I have been stuck on this problem for a long time. I have already proved that eigenvalues of $T$ and $U$ are either $-1$ or $1$. I have also found some invariant spaces with respect to $T$ and $U$ (e.g. $\big\{v+T(v)|v \in V\big\}$ and $\big\{v+U(v)|v \in V\big\}$) and tried to show the intersection between these sets is not ${0}$. But so far I haven't got any success in these areas either. This is probably because I am not using the assumption of odd dimensionality of $V$.
Lastly, I have thought that each $T$ and $U$ must have at least $k+1$ linearly independent eigenvectors where $\dim(V) = 2k+1$. In this case, the intersection between these two sets must have a dimension greater than zero. I have tried to prove this thinking about the map between bases of each operator ($T$ and $U$ are injective and thus each base is mapped to another base) but the two bases are not necessarily the same. If this was the case the problem could be solved.
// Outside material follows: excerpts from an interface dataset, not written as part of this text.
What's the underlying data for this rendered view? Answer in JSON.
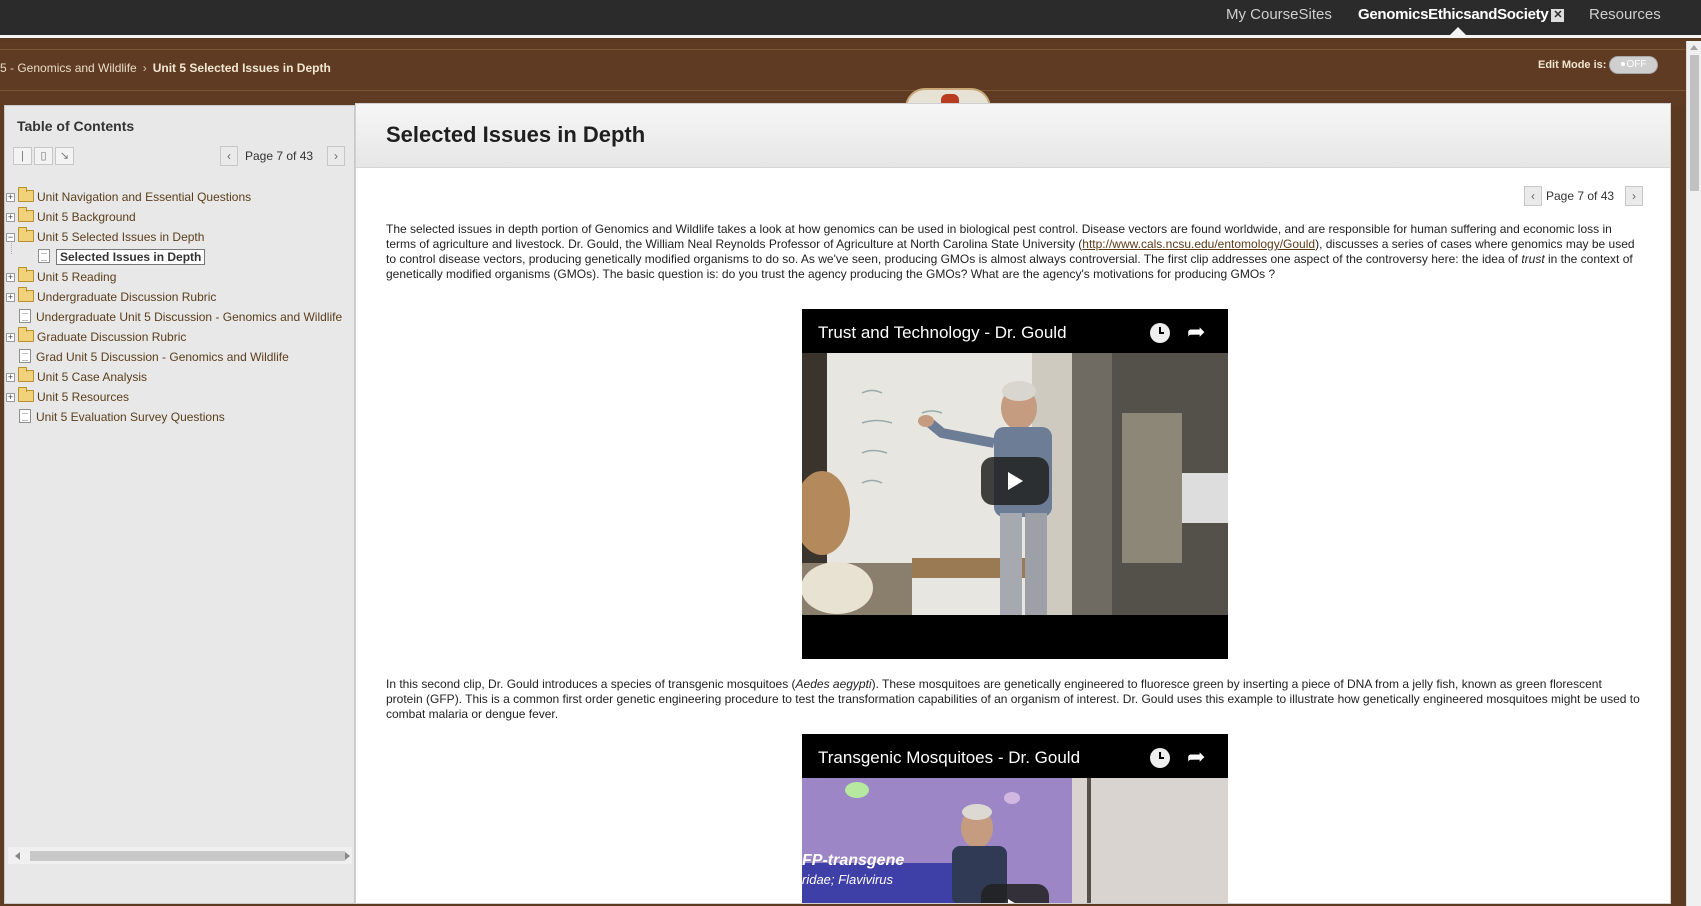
{
  "topnav": {
    "my_coursesites": "My CourseSites",
    "course_name": "GenomicsEthicsandSociety",
    "course_close": "✕",
    "resources": "Resources"
  },
  "breadcrumb": {
    "parent": "5 - Genomics and Wildlife",
    "separator": "›",
    "current": "Unit 5 Selected Issues in Depth"
  },
  "edit_mode": {
    "label": "Edit Mode is:",
    "state": "OFF"
  },
  "toc": {
    "title": "Table of Contents",
    "page_indicator": "Page 7 of 43",
    "items": [
      {
        "label": "Unit Navigation and Essential Questions",
        "type": "folder",
        "expander": "+"
      },
      {
        "label": "Unit 5 Background",
        "type": "folder",
        "expander": "+"
      },
      {
        "label": "Unit 5 Selected Issues in Depth",
        "type": "folder",
        "expander": "−"
      },
      {
        "label": "Selected Issues in Depth",
        "type": "page",
        "selected": true
      },
      {
        "label": "Unit 5 Reading",
        "type": "folder",
        "expander": "+"
      },
      {
        "label": "Undergraduate Discussion Rubric",
        "type": "folder",
        "expander": "+"
      },
      {
        "label": "Undergraduate Unit 5 Discussion - Genomics and Wildlife",
        "type": "page"
      },
      {
        "label": "Graduate Discussion Rubric",
        "type": "folder",
        "expander": "+"
      },
      {
        "label": "Grad Unit 5 Discussion - Genomics and Wildlife",
        "type": "page"
      },
      {
        "label": "Unit 5 Case Analysis",
        "type": "folder",
        "expander": "+"
      },
      {
        "label": "Unit 5 Resources",
        "type": "folder",
        "expander": "+"
      },
      {
        "label": "Unit 5 Evaluation Survey Questions",
        "type": "page"
      }
    ]
  },
  "content": {
    "title": "Selected Issues in Depth",
    "page_indicator": "Page 7 of 43",
    "para1_a": "The selected issues in depth portion of Genomics and Wildlife takes a look at how genomics can be used in biological pest control. Disease vectors are found worldwide, and are responsible for human suffering and economic loss in terms of agriculture  and livestock.  Dr. Gould, the William Neal Reynolds Professor of Agriculture at North Carolina State University (",
    "para1_link": "http://www.cals.ncsu.edu/entomology/Gould",
    "para1_b": "), discusses a series of cases where genomics may be used to control disease vectors, producing genetically modified organisms to do so. As we've seen, producing GMOs is almost always controversial. The first clip addresses one aspect of the controversy here: the idea of ",
    "para1_em": "trust",
    "para1_c": " in the context of genetically modified organisms (GMOs). The basic question is: do you trust the agency producing the GMOs? What are the agency's motivations for producing GMOs ?",
    "video1_title": "Trust and Technology - Dr. Gould",
    "para2_a": "In this second clip, Dr. Gould introduces a species of transgenic mosquitoes (",
    "para2_em": "Aedes aegypti",
    "para2_b": "). These mosquitoes are genetically engineered to fluoresce green by inserting a piece of DNA from a jelly fish, known as green florescent protein (GFP). This is a common first order genetic engineering procedure to test the transformation capabilities of an organism of interest. Dr. Gould uses this example to illustrate how genetically engineered mosquitoes might be used to combat malaria or dengue fever.",
    "video2_title": "Transgenic Mosquitoes - Dr. Gould",
    "video2_slide_line1": "FP-transgene",
    "video2_slide_line2": "ridae; Flavivirus"
  },
  "icons": {
    "prev": "‹",
    "next": "›",
    "share": "➦"
  }
}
I would appreciate any solution. Thank you in advance.
I just realized that your assertion requires that we assume the characteristic of the field is not 2, otherwise I'm pretty sure it's false.
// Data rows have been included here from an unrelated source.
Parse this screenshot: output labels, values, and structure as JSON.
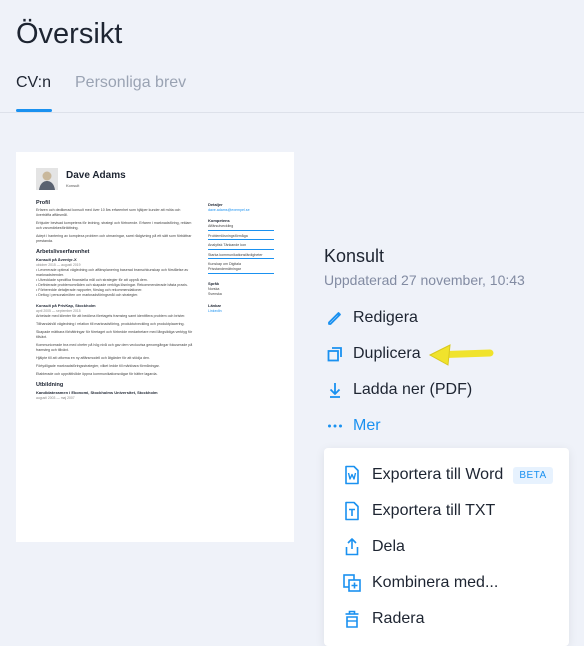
{
  "page": {
    "title": "Översikt"
  },
  "tabs": [
    {
      "label": "CV:n",
      "active": true
    },
    {
      "label": "Personliga brev",
      "active": false
    }
  ],
  "resume_preview": {
    "name": "Dave Adams",
    "role": "Konsult",
    "profile": {
      "heading": "Profil",
      "paragraphs": [
        "Erfaren och dedikerad konsult med över 10 års erfarenhet som hjälper kunder att möta och överträffa affärsmål.",
        "Erbjuder bevisad kompetens för ledning, strategi och förtroende. Erfaren i marknadsföring, reklam och varumärkesförtättning.",
        "Adept i hantering av komplexa problem och utmaningar, samt rådgivning på ett sätt som förbättrar prestanda."
      ]
    },
    "experience": {
      "heading": "Arbetslivserfarenhet",
      "jobs": [
        {
          "title": "Konsult på Äventyr-X",
          "date": "oktober 2015 — augusti 2019",
          "bullets": [
            "Levererade optimal vägledning och affärsplanering baserad branschkunskap och förståelse av marknadstrender.",
            "Utvecklade specifika finansiella mål och strategier för att uppnå dem.",
            "Definierade problemområden och skapade verkliga lösningar. Rekommenderade bästa praxis.",
            "Förberedde detaljerade rapporter, förslag och rekommendationer.",
            "Deltog i personalmöten om marknadsföringsmål och strategier."
          ]
        },
        {
          "title": "Konsult på PrivKap, Stockholm",
          "date": "april 2005 — september 2015",
          "paragraphs": [
            "Arbetade med klienter för att bedöma företagets framsteg samt identifiera problem och brister.",
            "Tillhandahöll vägledning i relation till marknadsföring, produktutveckling och produktplacering.",
            "Skapade mätbara förbättringar för företaget och förbedde medarbetare med långsiktiga verktyg för tillväxt.",
            "Kommunicerade bra med chefer på hög nivå och gav dem veckovisa genomgångar fokuserade på framsteg och tillväxt.",
            "Hjälpte till att utforma en ny affärsmodell och åtgärder för att stödja den.",
            "Förtydligade marknadsföringsstrategier, vilket ledde till märkbara förmåningar.",
            "Etablerade och upprätthölde öppna kommunikationsvägar för bättre lagarda."
          ]
        }
      ]
    },
    "education": {
      "heading": "Utbildning",
      "entries": [
        {
          "title": "Kandidatexamen i Ekonomi, Stockholms Universitet, Stockholm",
          "date": "augusti 2003 — maj 2007"
        }
      ]
    },
    "sidebar": {
      "details_heading": "Detaljer",
      "email": "dave.adams@exempel.se",
      "skills_heading": "Kompetens",
      "skills": [
        "Affärsutveckling",
        "Problemlösningsförmåga",
        "Analytisk Tänkande kon",
        "Starka kommunikationsfärdigheter",
        "Kunskap om Digitala Prisstandemätningar"
      ],
      "languages_heading": "Språk",
      "languages": [
        "Norska",
        "Svenska"
      ],
      "links_heading": "Länkar",
      "links": [
        "LinkedIn"
      ]
    }
  },
  "document": {
    "name": "Konsult",
    "updated": "Uppdaterad 27 november, 10:43"
  },
  "actions": [
    {
      "label": "Redigera",
      "icon": "pencil-icon"
    },
    {
      "label": "Duplicera",
      "icon": "duplicate-icon",
      "highlighted_by": "yellow-arrow"
    },
    {
      "label": "Ladda ner (PDF)",
      "icon": "download-icon"
    },
    {
      "label": "Mer",
      "icon": "more-dots-icon"
    }
  ],
  "more_menu": [
    {
      "label": "Exportera till Word",
      "icon": "word-file-icon",
      "badge": "BETA"
    },
    {
      "label": "Exportera till TXT",
      "icon": "text-file-icon"
    },
    {
      "label": "Dela",
      "icon": "share-icon"
    },
    {
      "label": "Kombinera med...",
      "icon": "combine-icon"
    },
    {
      "label": "Radera",
      "icon": "trash-icon"
    }
  ],
  "colors": {
    "accent": "#1a91f0",
    "background": "#eff2f9",
    "text": "#1e2532",
    "muted": "#828ba2",
    "arrow": "#f0e32c"
  }
}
Your last idea is the closest. Let $V_1=\ker (T-1)$, $V_{-1}=\ker (T+1)$, $W_1=\ker (U-1)$, $W_{-1}=\ker(U+1)$ be the eigenspaces. We'll show that $V=V_1\oplus V_{-1}=W_1\oplus W_{-1}$. Then one of $V_1$ or $V_{-1}$ will have dimension at least $k+1$, let the larger one be $V_\epsilon$, and similarly for $W_1$ and $W_{-1}$, and again let the larger one we $W_\eta$. Then $\dim V_\epsilon \cap W_\eta \ge 2k+2-(2k+1)=1$, so there is some common eigenvector of both $T$ and $U$.
Thus we just need to show that $V=V_1\oplus V_{-1}$ (by symmetry the same will follow for $W_1$ and $W_{-1}$).
For any vector $v\in V$, $v=\frac{v-Tv}{2} +\frac{v+Tv}{2}$, and $$T\frac{v-Tv}{2}=\frac{Tv-T^2v}{2}=-\frac{v-Tv}{2},$$ and $$T\frac{v+Tv}{2}=\frac{Tv+T^2v}{2} = \frac{v+Tv}{2}.$$ Thus $V=V_1+V_{-1}$, and we just need to check that $V_1\cap V_{-1}=0$, but this is essentially immediate. If $Tv=v$ and $Tv=-v$, then $v=-v$, so $2v=0$, and thus $v=0$.
Hence everything holds.